ILTEATROSTELLATO

Ferragosto blues


Ferragosto blues. Sei uscito poco dopo l'alba. Sei vestito leggero leggero, porti occhiali scuri con montatura verde e capelli a spazzolotto. Il vestito leggero è un calzone corto a quadri amaranto, sandali in pelle, una maglietta senza maniche con su scritto " La mia vita è  una partita che finisce zero a zero" La tua compagna Lulù, bellissima, superabbronzata, dentro un vestito cortissimo, sulle scarpe altissime. Gli occhi belli che ha. Non c'è bisogno di spiegare, ci siamo capiti. Ferragosto benzina e cambio di marcia, per i canali di alberi scuri e freschissimi che attraversano la cima del monte Lassù e poi sboccano a mare. Improvvisamente. Superi una galleria che sembra una delle tante ed invece, senza preavviso, ti conduce in una cocente luce d'oceano.
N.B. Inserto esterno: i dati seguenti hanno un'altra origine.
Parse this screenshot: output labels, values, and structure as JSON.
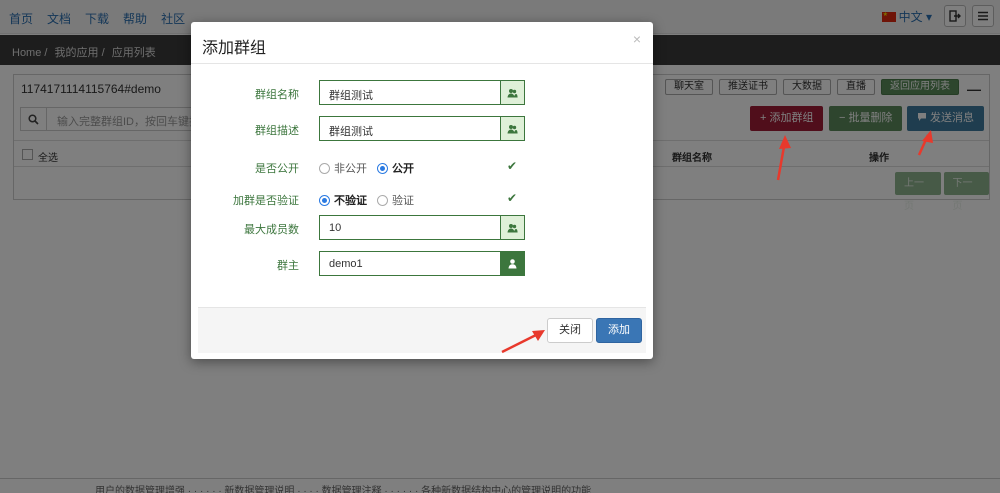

Cammini cammini cammini. E vedi il mare. Come se fosse ogni volta una sorpresa trovarlo lì ed invece lo sai bene che a quel punto, dopo quella galleria, lo vedrai. Tu indaffarato, carico, simpatico, piccolo esserino. Con le tue teglie di alluminio colme di pasta cotta. Le tue bottiglie piene di vino bianco, di vino rosso, di vino rosè. I tuoi termos che conservano caffè freddo ghiacciato. Il tuo Ferragosto vicino alla gente che vuole sorridere, anzi no, ridere, ridere, ridere. Sganasciarsi dalle risate fino a scoppiare. Poi sbavare.  Ferragosto perché e percome. Ferragosto delirio e cocomero.   Scendete il precipizio del monte Lassù che cade a picco sulla spiaggia e sedete esausti sulla riva. Guardate lontano, dove non arrivano gli sguardi. Senza mai incrociare la vostra disperazione, la vostra stanchezza di formichine sature, la vostra immagine riflessa nella luce del sole che rimbalza sul pelo dell'acqua. Alle vostre spalle le vostre leccornie in attesa di essere consumati e voi già consumati, sulla riva.